What's Actually Inside a 20,000-Claim Pended Queue
When you pull apart a typical Facets exception queue, the same categories recur: coordination of benefits edits, procedure code mismatches, missing referral authorizations, duplicate claim flags. Many of these have deterministic resolution paths that experienced analysts have been applying the same way for years. But because Facets doesn't distinguish between those deterministic cases and genuinely ambiguous ones, everything lands in the same queue. Analysts spend time on claims that could resolve automatically, and the backlog grows. At 15,000–20,000 pended claims per week, even a modest classification improvement has material throughput impact.

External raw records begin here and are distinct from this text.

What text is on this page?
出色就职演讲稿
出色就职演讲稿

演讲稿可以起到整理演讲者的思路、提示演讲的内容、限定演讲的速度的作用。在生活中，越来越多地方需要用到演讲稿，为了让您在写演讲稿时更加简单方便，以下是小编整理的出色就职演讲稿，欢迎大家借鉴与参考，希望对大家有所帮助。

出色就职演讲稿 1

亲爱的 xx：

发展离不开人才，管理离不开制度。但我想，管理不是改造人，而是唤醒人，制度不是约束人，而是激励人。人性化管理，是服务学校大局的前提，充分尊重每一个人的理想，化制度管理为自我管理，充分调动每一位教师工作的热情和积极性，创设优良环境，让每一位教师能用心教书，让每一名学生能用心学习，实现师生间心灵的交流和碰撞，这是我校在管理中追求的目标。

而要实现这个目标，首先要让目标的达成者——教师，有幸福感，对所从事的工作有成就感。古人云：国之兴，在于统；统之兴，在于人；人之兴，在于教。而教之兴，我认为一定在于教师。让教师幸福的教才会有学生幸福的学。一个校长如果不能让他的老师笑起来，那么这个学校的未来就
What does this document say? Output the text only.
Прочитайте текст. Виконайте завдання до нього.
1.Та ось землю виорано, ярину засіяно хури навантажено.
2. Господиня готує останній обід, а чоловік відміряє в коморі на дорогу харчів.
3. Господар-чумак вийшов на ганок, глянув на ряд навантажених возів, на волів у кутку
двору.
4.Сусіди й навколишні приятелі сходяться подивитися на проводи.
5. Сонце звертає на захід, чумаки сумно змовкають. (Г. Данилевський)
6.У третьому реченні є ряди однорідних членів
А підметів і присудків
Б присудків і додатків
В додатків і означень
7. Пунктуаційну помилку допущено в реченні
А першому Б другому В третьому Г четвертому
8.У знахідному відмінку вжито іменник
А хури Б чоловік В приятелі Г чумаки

How an AI Agent Resolves the Classification Problem
An AI Labor Company agent extracts adjudication exception classification logic from your TriZetto Facets decision histories and Optum ClaimsLogic denial code patterns — building a working model of how your team has historically resolved each exception category. Deployed against incoming pended claims, the agent classifies each claim by root cause, auto-resolves the deterministic categories (those with consistent, rule-based resolution paths), and routes remaining cases to analysts with pre-populated resolution recommendations and relevant policy references. Jira tracks analyst review volumes and decision accuracy, while Tableau surfaces the exception categories driving the most pend volume so you can target configuration improvements at the source.
The Operational and Revenue Impact
Moving auto-adjudication from 72% to above 87% is primarily an efficiency and revenue protection story. Claims paid on time reduce provider abrasion, protect network contracts, and keep you clear of state timely payment requirements. Faster adjudication also means faster member EOB delivery and fewer inbound calls. Teams in this position typically see 65–85% reduction in manual exception handling volume once deterministic categories are automated. The agent reaches production and starts improving auto-adjudication rates in approximately 7 weeks — fast enough to show measurable backlog reduction within the same quarter it goes live.
How does the agent know which exception categories are safe to auto-resolve?
It learns from your Facets decision histories — specifically, which exception types your team has resolved consistently in the same way over time. Categories that show high consistency and low override rates become candidates for auto-resolution. Ambiguous or low-frequency patterns are always routed to analysts.
What's the compliance posture for auto-resolved claims?
Every auto-resolution is logged with the classification rationale and the Facets decision path applied, creating a complete audit trail. This supports state DOI audits and ACA compliance reviews without requiring manual documentation by analysts.
Will this require changes to our Facets configuration?
Not initially. The agent works with your existing Facets setup and ClaimsLogic integration. Over time, it will surface configuration recommendations — exception categories where upstream rule changes could prevent pends from occurring at all — but those are presented for your review, not applied automatically.